Im Konflikt um die umstrittenen polnischen Justizreformen hat der Europäische Gerichtshof (EuGH) Warschau angewiesen, der EU-Kommission täglich eine Million Euro Zwangsgeld zu zahlen. Polen habe die EuGH-Entscheidung zur Disziplinarkammer für Richter nicht umgesetzt, begründete das Gericht in Luxemburg am Mittwoch seinen Beschluss. Dies sei aber notwendig, um ernsthaften und irreparablen Schaden von den europäischen Werten, vor allem der Rechtsstaatlichkeit, abzuwenden. (Az. C-204/21)
Die polnische Regierung kritisierte die Gerichtsentscheidung. “Der Weg der Sanktionen und Erpressungen gegen unser Land ist nicht der richtige”, erklärte Regierungssprecher Piotr Müller auf Twitter. Dies sei nicht das Modell, nach dem die EU als “Union souveräner Staaten” funktionieren sollte.
Die EU-Kommission und Polen streiten seit langem über die Einhaltung der verbindlichen rechtsstaatlichen Grundsätze. Polen wird deren Missachtung vorgeworfen, seit die nationalkonservative Regierung den Umbau des polnischen Justizwesens begann.
Befürchtet wird, dass die Unabhängigkeit der Justiz von der Politik nicht mehr gewährleistet ist. Kern der Reform ist die Disziplinarkammer, die Richter bestrafen und entlassen kann und deren Mitglieder vom politisch kontrollierten Landesjustizrat ernannt werden.
Vor allem darum ging es auch in der aktuellen EuGH-Entscheidung. Bereits im Juli erklärte der EuGH nämlich, dass die Disziplinarkammer gegen EU-Recht verstoße. Polen müsse ihre Arbeit aussetzen, hieß es in der einstweiligen Anordnung. Da das Land dies nicht tat, zog die Kommission erneut vor den EuGH und beantragte Bußgeld-Zahlungen.
Polen seinerseits forderte erfolglos die Aufhebung der Anordnung vom Juli. Der Gerichtshof entschied nun, dass Polen das Zwangsgeld solange zahlen muss, bis es die frühere EuGH-Entscheidung umsetzt oder das endgültige Urteil fällt. Bisherige Maßnahmen reichten nicht aus.
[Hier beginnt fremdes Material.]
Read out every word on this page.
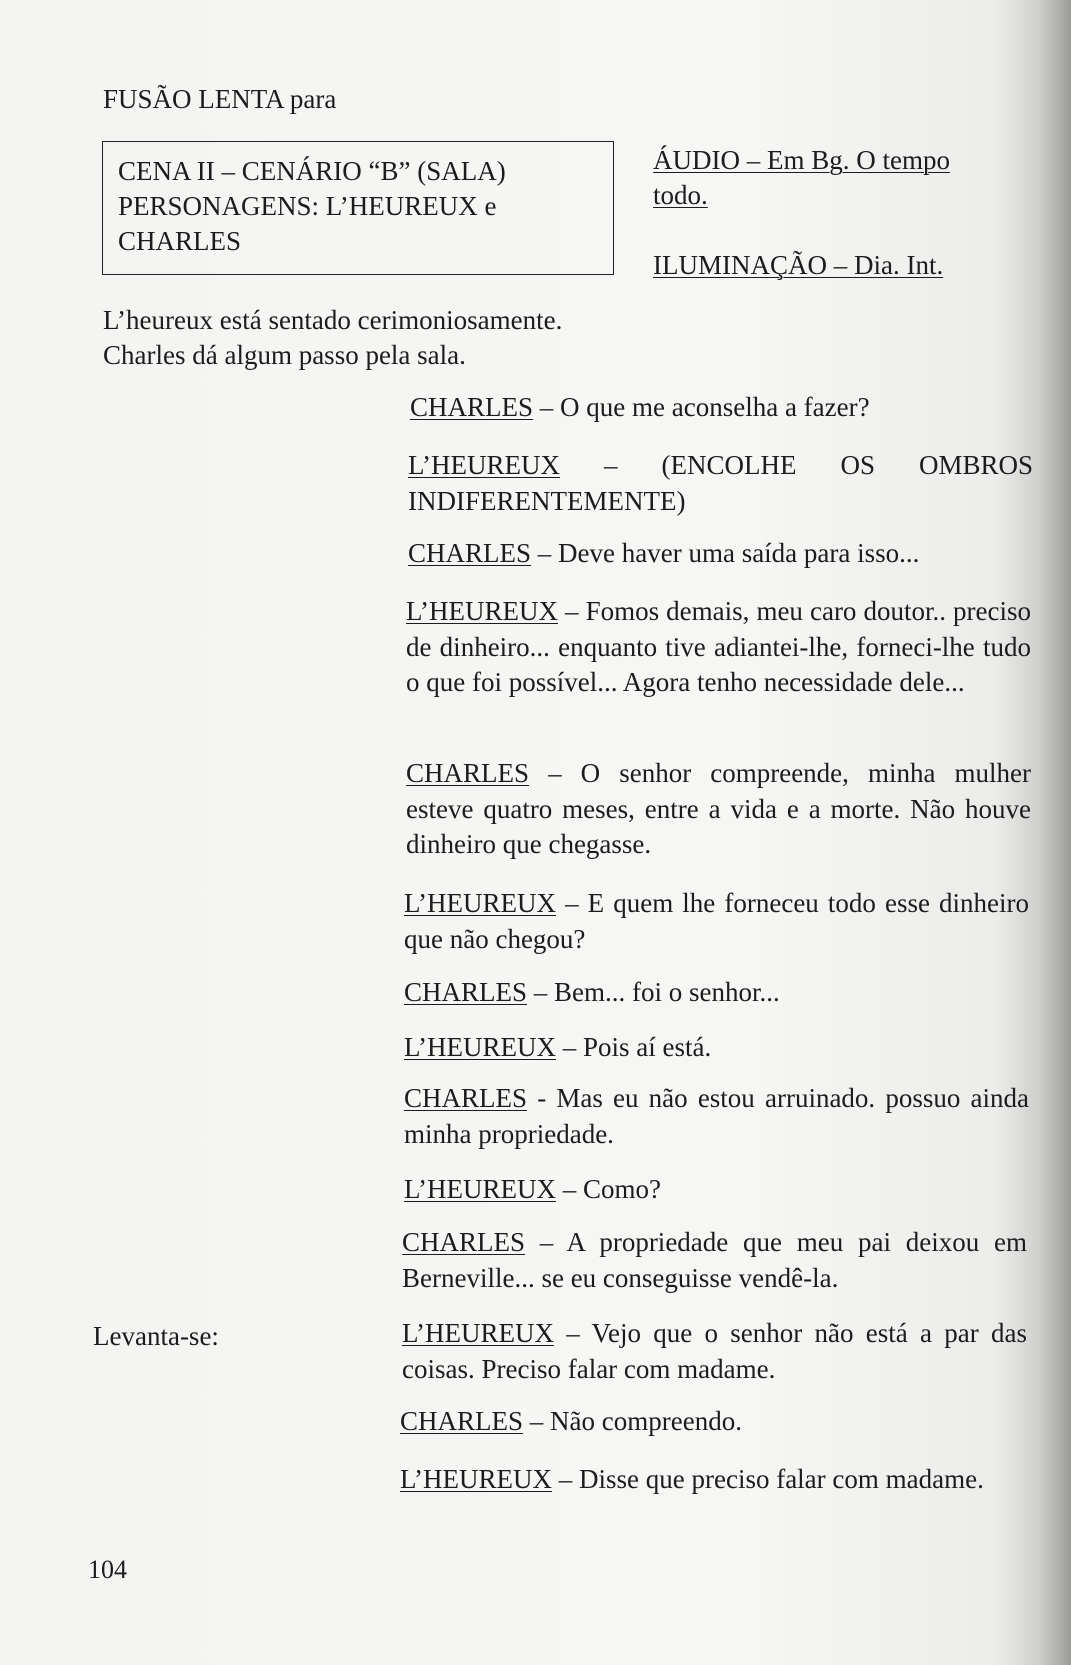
FUSÃO LENTA para
CENA II – CENÁRIO “B” (SALA)
PERSONAGENS: L’HEUREUX e
CHARLES
ÁUDIO – Em Bg. O tempo
todo.
ILUMINAÇÃO – Dia. Int.
L’heureux está sentado cerimoniosamente.
Charles dá algum passo pela sala.
CHARLES – O que me aconselha a fazer?
L’HEUREUX – (ENCOLHE OS OMBROS INDIFERENTEMENTE)
CHARLES – Deve haver uma saída para isso...
L’HEUREUX – Fomos demais, meu caro doutor.. preciso de dinheiro... enquanto tive adiantei-lhe, forneci-lhe tudo o que foi possível... Agora tenho necessidade dele...
CHARLES – O senhor compreende, minha mulher esteve quatro meses, entre a vida e a morte. Não houve dinheiro que chegasse.
L’HEUREUX – E quem lhe forneceu todo esse dinheiro que não chegou?
CHARLES – Bem... foi o senhor...
L’HEUREUX – Pois aí está.
CHARLES - Mas eu não estou arruinado. possuo ainda minha propriedade.
L’HEUREUX – Como?
CHARLES – A propriedade que meu pai deixou em Berneville... se eu conseguisse vendê-la.
L’HEUREUX – Vejo que o senhor não está a par das coisas. Preciso falar com madame.
CHARLES – Não compreendo.
L’HEUREUX – Disse que preciso falar com madame.
Levanta-se:
104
Schon im September war Polen zu täglichen Zahlungen von einer halben Million Euro verurteilt worden, weil es entgegen einer einstweiligen Anordnung den Braunkohleabbau im Tagebau Turow an der Grenze zu Tschechien nicht stoppte. Allerdings entschied wiederum das polnische Verfassungsgericht Anfang Oktober, dass EU-Recht keinen Vorrang gegenüber nationalem Recht habe.
Der Streit spitzte sich seitdem weiter zu. Am Montag warf der polnische Regierungschef Mateusz Morawiecki der EU vor, ihm mit dem Antrag beim EuGH die “Pistole auf die Brust” zu setzen.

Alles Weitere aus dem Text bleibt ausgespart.